Homework 1: Probabilities and sequences

(a,b,c) The homework directory contains Matlab data sets A , B , and C . These are time series of 0 and 1, stored as Matlab vectors. Investigate the three data sets, using suitable Bayesian analyses. State clearly which models you consider, and display your results in easily understandable (e.g., graphic) form. You are recommended to work in Matlab, but the sequences are easy to obtain from the save files (last 10000 bytes, following a header), if you prefer some other software.

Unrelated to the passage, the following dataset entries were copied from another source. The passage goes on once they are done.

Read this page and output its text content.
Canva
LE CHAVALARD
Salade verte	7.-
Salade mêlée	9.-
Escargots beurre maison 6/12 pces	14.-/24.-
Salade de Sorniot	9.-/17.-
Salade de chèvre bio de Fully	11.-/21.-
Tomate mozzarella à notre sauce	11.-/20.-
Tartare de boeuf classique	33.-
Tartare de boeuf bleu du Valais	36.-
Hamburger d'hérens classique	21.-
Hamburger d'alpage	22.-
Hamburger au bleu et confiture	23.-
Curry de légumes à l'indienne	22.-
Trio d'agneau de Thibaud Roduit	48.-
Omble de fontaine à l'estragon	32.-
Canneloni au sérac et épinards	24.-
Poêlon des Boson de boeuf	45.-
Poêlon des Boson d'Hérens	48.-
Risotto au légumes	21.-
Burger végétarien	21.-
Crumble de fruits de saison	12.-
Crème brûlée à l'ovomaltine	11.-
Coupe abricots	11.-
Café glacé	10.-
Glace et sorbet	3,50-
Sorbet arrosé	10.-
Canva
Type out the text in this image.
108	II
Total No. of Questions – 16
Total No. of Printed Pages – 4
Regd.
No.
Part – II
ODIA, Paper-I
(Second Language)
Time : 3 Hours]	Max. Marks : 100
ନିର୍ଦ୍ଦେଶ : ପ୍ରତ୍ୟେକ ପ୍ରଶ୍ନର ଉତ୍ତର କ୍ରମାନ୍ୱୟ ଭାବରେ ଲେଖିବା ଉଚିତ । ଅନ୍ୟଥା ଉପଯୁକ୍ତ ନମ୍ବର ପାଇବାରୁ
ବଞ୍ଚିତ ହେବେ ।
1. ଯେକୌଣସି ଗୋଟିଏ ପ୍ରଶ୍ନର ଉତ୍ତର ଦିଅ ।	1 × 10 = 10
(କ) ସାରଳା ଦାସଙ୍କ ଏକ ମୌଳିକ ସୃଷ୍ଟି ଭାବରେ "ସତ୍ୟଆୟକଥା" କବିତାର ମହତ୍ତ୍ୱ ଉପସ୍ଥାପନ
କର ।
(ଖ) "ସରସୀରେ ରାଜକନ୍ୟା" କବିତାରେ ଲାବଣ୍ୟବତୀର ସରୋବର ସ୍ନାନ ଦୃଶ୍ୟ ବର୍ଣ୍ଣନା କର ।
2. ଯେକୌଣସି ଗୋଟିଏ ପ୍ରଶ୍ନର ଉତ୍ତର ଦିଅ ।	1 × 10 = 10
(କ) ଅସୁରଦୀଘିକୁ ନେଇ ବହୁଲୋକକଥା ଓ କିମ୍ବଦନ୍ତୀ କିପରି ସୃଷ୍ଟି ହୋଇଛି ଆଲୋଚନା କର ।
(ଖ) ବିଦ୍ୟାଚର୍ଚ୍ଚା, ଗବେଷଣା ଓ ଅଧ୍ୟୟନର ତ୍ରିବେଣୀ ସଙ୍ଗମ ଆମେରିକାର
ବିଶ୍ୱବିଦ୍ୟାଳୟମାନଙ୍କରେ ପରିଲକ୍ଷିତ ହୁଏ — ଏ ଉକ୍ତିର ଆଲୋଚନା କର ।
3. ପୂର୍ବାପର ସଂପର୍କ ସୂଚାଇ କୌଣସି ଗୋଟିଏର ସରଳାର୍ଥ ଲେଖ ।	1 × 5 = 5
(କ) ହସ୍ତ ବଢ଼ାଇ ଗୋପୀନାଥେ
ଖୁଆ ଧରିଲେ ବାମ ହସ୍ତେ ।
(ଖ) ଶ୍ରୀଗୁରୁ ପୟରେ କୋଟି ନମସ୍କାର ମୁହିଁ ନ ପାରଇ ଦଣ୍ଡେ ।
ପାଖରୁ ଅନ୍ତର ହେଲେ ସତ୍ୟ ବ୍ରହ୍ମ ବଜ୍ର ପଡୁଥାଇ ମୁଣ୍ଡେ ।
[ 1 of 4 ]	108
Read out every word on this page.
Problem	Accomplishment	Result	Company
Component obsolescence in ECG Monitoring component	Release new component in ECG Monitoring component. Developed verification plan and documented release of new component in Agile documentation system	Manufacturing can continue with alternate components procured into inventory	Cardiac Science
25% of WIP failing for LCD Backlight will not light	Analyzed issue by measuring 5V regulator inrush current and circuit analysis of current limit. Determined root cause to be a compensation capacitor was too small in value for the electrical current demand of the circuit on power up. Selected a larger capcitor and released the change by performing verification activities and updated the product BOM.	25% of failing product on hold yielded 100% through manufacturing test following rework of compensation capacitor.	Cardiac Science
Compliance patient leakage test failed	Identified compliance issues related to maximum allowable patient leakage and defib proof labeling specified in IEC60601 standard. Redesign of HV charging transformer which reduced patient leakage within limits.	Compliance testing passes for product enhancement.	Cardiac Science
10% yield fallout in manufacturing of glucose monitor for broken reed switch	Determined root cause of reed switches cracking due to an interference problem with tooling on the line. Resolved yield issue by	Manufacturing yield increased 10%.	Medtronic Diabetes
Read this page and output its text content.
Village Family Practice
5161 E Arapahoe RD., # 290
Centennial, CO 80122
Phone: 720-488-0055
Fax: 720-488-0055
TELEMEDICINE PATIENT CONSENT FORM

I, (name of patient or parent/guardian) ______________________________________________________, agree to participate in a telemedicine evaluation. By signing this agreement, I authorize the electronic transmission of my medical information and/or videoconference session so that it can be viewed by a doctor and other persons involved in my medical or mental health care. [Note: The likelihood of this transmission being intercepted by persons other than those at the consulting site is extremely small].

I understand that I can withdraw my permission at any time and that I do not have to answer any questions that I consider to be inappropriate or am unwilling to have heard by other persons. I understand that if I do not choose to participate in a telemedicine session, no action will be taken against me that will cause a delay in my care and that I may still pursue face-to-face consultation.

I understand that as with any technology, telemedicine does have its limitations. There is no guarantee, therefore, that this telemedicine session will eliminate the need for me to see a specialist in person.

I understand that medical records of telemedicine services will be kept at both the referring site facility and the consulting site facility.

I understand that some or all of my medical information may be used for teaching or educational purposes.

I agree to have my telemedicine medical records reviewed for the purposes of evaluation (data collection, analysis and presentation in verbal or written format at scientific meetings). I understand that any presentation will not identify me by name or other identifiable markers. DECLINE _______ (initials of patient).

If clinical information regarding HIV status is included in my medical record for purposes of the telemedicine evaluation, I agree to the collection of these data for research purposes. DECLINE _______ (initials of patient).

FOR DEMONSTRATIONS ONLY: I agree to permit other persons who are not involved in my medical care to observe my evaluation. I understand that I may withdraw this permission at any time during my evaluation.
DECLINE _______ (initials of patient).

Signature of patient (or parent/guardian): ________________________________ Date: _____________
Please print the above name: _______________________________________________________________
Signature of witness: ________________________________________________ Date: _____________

Analyze each of the data sets A, B, C against each of the hypotheses (a), (b), (c) below. You can decrease the number of combinations you test using suitable visualisations of the data. Can you say what the most plausible generation mechanism is for each data set, A, B and C? The Hidden Markov Model has clearly a relation to the coin-switching model. Can you see what the difference is? Would you expect to draw similar probabilities from the too models? Hint: One of the hypotheses suggests an application of the Baum-Welsh algorithm. Unfortunately, Baum-Welsh is essentially a local search ML method and does not give appropriate indication of the true uncertainty of the suggested answer and for these data it seems to get stuck in a completely inappropriate local ML maximum. It is probably possible to solve these problems by using an MCMC simulator of the latent variable describing the (unknown) coin used at each toss. A matlab code is mcccoin.m. When the change probability pc is set to zero, it never changes the initial assignment of coins. If you use this code, please inspect it and make reasonable checks that it works as you expect (e.g., by testing it on shorter sequences where the 'answer' is obvious). A similar code for mcmc computation of the posterior parameters of the HMM model can be found in this MATLAB file: hmmsim.m. Some shorter data, that is well known, is the recording of Old Faithful geiser eruptions: The data is recorded with 0 for a strong eruption, and 1 for a short one.